1.7: Emit warning when users save or load binary format.
2.0: Continue the warning about the binary format.
2.1: Continue the warning, and save the model as JSON or UBJ as default if the format is not specified. Save model in ubj as the default. #9947
2.2: Remove support for saving old binary format.
2.3: Remove support for loading old binary format. Remove support for the old JSON model.

note

JVM external checkpoint manager uses model suffix.
SHAP Fixes for XGBoost model load and GPU build. shap/shap#3462 .

The text was updated successfully, but these errors were encountered:

trivialfis · 2022-01-09T20:05:51Z

@hcho3

hcho3 · 2022-01-09T20:10:55Z

This is necessary since
the default_left is changed from boolean to integer.

How necessary is this? Was the default_left changed to improve performance?

trivialfis · 2022-01-09T20:43:02Z

Yes. Most of the improvement comes from the typed array where we can omit the construction of Json struct and the guessing work for the next element. But there's no typed array for boolean.

Actually, there is, but it's not quite useful. The representation of boolean is T and F characters, they are both type and value at the same time. So if we were to have a typed boolean array, the whole array would be either true or false.

We can continue the support for the current JSON model for a very long time since the additional code is not much (1 condition to check whether it's bool or int), but I think it's also quite easy to move away from it since users can simply replace True to 1 and False to 0 in the JSON file. I can create a script for doing just that.

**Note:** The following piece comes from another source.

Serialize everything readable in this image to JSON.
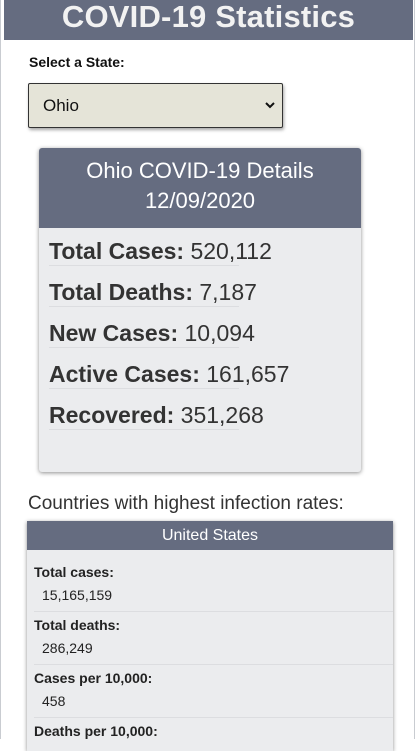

mpetricek-corp · 2022-11-15T17:32:25Z

Is there a simple way to silence this warning "Found JSON model saved before XGBoost 1.6, please save the model using current version again. The support for old JSON model will be discontinued in XGBoost 2.3." when using the java interface? I.e. ml.dmlc.xgboost4j.java.XGBoost class from ml.dmlc.xgboost-jvm_2.12 maven artifact.

The C code seems to accept some "verbosity" configuration, but so far I have not found way to set this config from the Java code.

pranshupant · 2024-12-24T11:18:35Z

@trivialfis @hcho3 I am working on a project that uses the JSON format to save, load and analyze the serialized model. Will we continue to have support for the JSON serialization format moving forward?

Given that JSON has much broader support across different languages/ libraries compared to UBJSON, it would be great to continue having that as a serialization option. Thanks!

trivialfis · 2025-01-02T07:37:49Z

We will support JSON. It shares the same code path with UBJson, so rest assured, they will live together.

stenvala · 2025-02-20T09:41:26Z

To us this is really, really, bad news.

We are running a lot of xgboost models (tens of thousands) and execute on-demand inference in AWS lambda (it needs to be synchronous and fast) as we have found this the most cost efficient way. Our models are of various size, but even 100-200 MB is normal, and we need to almost always deserialize model from EFS when we do inference.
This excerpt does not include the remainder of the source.